Titre: Pierrette
Auteurs: Honoré de Balzac
Éditions: Folio classique
Date de parution originale: 1840
Dans cette année avec Balzac, découvrez cette fois un court récit qui fait partie du triptyque des Célibataires avec Le Curé de Tours et La Rabouilleuse.
Pierrette, une jeune bretonne, accablée par les malheurs et orpheline est recueillie par les Rogron, une vieille fille et son frère encore célibataires. Arrivée à Provins, Pierrette est d’abord l’outil de promotion des Rogron qui cherche une place dans la petite société grâce à elle. Mais bientôt Pierrette devient leur bonne. Maltraitée, épuisée, la petite Pierrette reprend espoir quand son ami Brigault arrive à Provins. Mais la vieille Sylvie Rogron est jalouse de Pierrette qu’elle croit aimée du colonel qu’elle-même convoite. Les persécutions s’aggravent alors.
Balzac signe ici un récit cruel contre la bêtise. La jeunesse innocente incarnée par Pierrette est aux prises avec une vieillesse perverse et aigrie: Sylvie Rogron. Le récit, en écho au Curé de Tours, met en place un schéma de persécution terrible, aux noeuds aussi serrés que dans une tragédie. Toutes les émotions traversent ce roman: les douceurs de l’amour, la pitié, la révolte, la colère, l’angoisse. Le lecteur ne peut qu’être emporté par la douce figure de Pierrette.
Le Curé de Tours comme Pierrette cherchent à montrer que le célibat est un état contraire à la société. Les curés, les vieilles filles et les vieux garçons cultivent leur égoïsme et leur amertume à l’excès et ne comprennent plus le jeu délicat de la société. Ces vieilles filles chez Balzac deviennent des archétypes proches de la sorcière des contes et leurs portraits sont d’une férocité remarquable. Mais au delà de la charge contre la vieille fille, on peut lire dans ces romans une âpre description de la société de province, de ses ambitions et de ses manipulations.

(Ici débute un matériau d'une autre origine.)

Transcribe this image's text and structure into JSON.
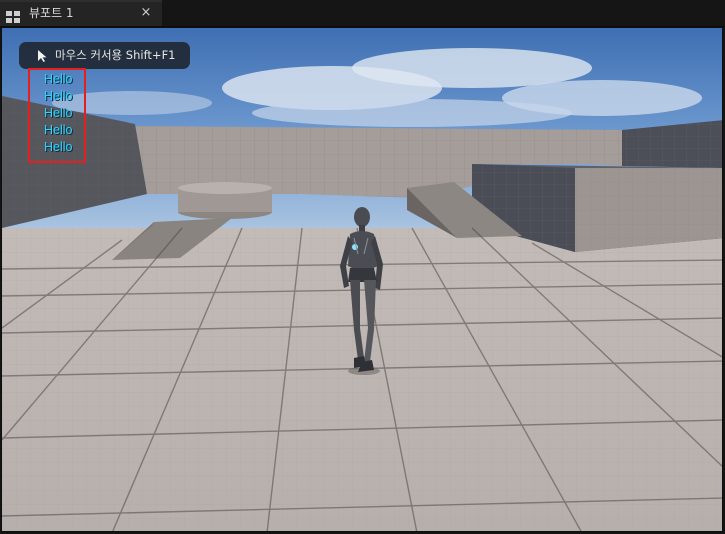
{
  "tab": {
    "label": "뷰포트 1",
    "close_glyph": "×",
    "icon": "viewport-layout-icon"
  },
  "hint": {
    "text": "마우스 커서용 Shift+F1",
    "icon": "cursor-arrow-icon"
  },
  "debug_messages": [
    "Hello",
    "Hello",
    "Hello",
    "Hello",
    "Hello"
  ],
  "colors": {
    "highlight_box": "#e51f1f",
    "message_text": "#2fd3ff",
    "tab_background": "#242424"
  }
}
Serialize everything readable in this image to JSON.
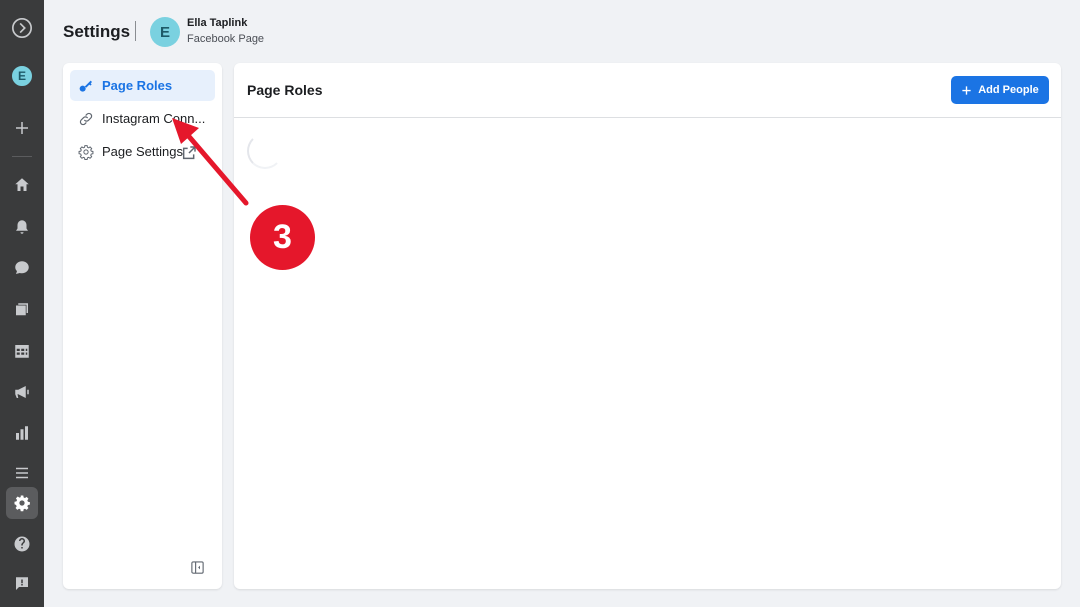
{
  "header": {
    "title": "Settings",
    "avatar_initial": "E",
    "page_name": "Ella Taplink",
    "page_type": "Facebook Page"
  },
  "rail": {
    "avatar_initial": "E",
    "icons": [
      "logo-icon",
      "add-icon",
      "home-icon",
      "bell-icon",
      "chat-icon",
      "pages-icon",
      "calendar-icon",
      "megaphone-icon",
      "insights-icon",
      "menu-icon",
      "settings-icon",
      "help-icon",
      "report-icon"
    ],
    "active": "settings-icon"
  },
  "sidebar": {
    "items": [
      {
        "label": "Page Roles",
        "icon": "key-icon",
        "selected": true
      },
      {
        "label": "Instagram Conn...",
        "icon": "link-icon",
        "selected": false
      },
      {
        "label": "Page Settings",
        "icon": "gear-icon",
        "selected": false,
        "external": true
      }
    ]
  },
  "main": {
    "title": "Page Roles",
    "add_button_label": "Add People"
  },
  "annotation": {
    "step_number": "3"
  },
  "colors": {
    "accent": "#1b74e4",
    "rail": "#3a3b3c",
    "annotation_red": "#e5172b",
    "avatar": "#7ad1e0"
  }
}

La province apparaît comme un modèle réduit de Paris où tout est plus mesquin et sans panache.
La fin, cruelle et cynique, dénonce avec ironie le fonctionnement de la justice et ses interactions avec la politique. C’est la première fois que Balzac me semble si engagé. On retrouve d’autres éléments plus proches du réalisme social: les petites gens, c’est-à-dire Brigault, son maître artisan, la bonne sont peints comme des personnes de coeur, compatissantes et généreuses. Les élites au contraire se caractérisent par leur indifférence, leur brutalité et leur mesquinerie.
Ce roman, assez peu connu, est une très bonne surprise!